As today is Friday 13th, we are spotlighting spooky and superstitious construction practices.

Many early civilisations are thought to have practised human sacrifice as part of the dedication of major building projects, from temples to bridges, in order to bring good fortune and pacify the gods.

In Mayan culture, although human sacrifice was relatively rare, when dedicating a major building project, the sacrifice of an enemy king was most prized. The later Aztec civilisation is better known for its legacy of sacrifice, with thousands thought to have been sacrificed in the final stages of construction of Templo Mayor (in modern day Mexico).

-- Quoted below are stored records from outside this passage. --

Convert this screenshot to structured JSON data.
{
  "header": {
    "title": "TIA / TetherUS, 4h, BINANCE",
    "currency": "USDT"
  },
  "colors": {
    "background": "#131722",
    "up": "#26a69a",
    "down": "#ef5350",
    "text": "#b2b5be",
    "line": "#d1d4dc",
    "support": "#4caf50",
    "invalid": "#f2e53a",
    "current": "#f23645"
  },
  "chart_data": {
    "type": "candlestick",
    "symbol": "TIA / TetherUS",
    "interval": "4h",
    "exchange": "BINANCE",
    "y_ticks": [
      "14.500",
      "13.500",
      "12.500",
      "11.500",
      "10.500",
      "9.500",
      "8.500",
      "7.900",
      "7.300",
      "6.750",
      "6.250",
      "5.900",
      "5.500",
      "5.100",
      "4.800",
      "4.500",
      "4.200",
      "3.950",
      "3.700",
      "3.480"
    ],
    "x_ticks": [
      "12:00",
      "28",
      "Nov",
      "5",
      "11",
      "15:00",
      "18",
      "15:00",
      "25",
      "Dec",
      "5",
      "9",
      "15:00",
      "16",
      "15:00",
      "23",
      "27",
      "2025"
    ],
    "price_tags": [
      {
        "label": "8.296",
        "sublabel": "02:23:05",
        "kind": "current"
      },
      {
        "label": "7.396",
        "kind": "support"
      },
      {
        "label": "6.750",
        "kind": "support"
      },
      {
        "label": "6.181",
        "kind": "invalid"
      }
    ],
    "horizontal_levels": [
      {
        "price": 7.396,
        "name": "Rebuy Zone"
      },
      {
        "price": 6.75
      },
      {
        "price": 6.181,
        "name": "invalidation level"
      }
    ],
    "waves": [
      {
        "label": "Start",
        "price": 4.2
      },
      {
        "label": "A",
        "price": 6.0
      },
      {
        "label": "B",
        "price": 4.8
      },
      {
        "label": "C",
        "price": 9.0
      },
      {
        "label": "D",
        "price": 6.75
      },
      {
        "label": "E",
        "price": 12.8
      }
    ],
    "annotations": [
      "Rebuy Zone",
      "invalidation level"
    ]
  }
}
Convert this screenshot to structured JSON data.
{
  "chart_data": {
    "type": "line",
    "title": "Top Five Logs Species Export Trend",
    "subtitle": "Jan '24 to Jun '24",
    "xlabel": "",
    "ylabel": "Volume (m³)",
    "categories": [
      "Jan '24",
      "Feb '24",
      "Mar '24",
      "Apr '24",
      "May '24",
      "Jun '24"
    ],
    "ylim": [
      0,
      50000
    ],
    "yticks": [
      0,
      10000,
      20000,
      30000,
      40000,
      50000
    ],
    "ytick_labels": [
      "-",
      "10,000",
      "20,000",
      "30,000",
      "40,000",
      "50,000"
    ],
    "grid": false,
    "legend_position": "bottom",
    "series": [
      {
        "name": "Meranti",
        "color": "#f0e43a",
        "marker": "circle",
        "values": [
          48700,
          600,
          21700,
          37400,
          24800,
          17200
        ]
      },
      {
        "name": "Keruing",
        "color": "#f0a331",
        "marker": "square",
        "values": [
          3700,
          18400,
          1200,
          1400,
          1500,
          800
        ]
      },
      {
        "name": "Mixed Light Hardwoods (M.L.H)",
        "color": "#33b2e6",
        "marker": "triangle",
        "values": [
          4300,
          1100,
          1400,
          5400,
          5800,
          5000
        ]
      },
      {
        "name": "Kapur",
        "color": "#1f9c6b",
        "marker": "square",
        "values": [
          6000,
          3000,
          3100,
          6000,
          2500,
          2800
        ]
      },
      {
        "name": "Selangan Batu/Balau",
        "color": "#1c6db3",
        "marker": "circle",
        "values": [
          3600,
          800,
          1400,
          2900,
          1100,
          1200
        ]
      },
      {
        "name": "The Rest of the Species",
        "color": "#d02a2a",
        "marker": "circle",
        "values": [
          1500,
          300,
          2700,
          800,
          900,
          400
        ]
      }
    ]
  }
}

The practice is not limited to Latin America – there is a legend that thousands of men are entombed within the Great Wall of China (to make it stronger), and that the mortar used to bind the stones was made from human bones.* In ancient Japan, there are tales of ‘hitobashira’ – people buried alive at the base of construction, to protect buildings against disasters or enemy attacks. Hitobashira are often connected with complex and dangerous projects involving water, such as dams and bridges.

While thankfully this consideration no longer features on the critical path, some superstitions still factor into building. For example, in multi-level buildings the 13th floor is often omitted, or airports will lack a 13th gate, in countries where the number 13 is considered unlucky.

*The mortar used to bind the stones of the Great Wall was actually made from rice flour. Less spooky but very innovative.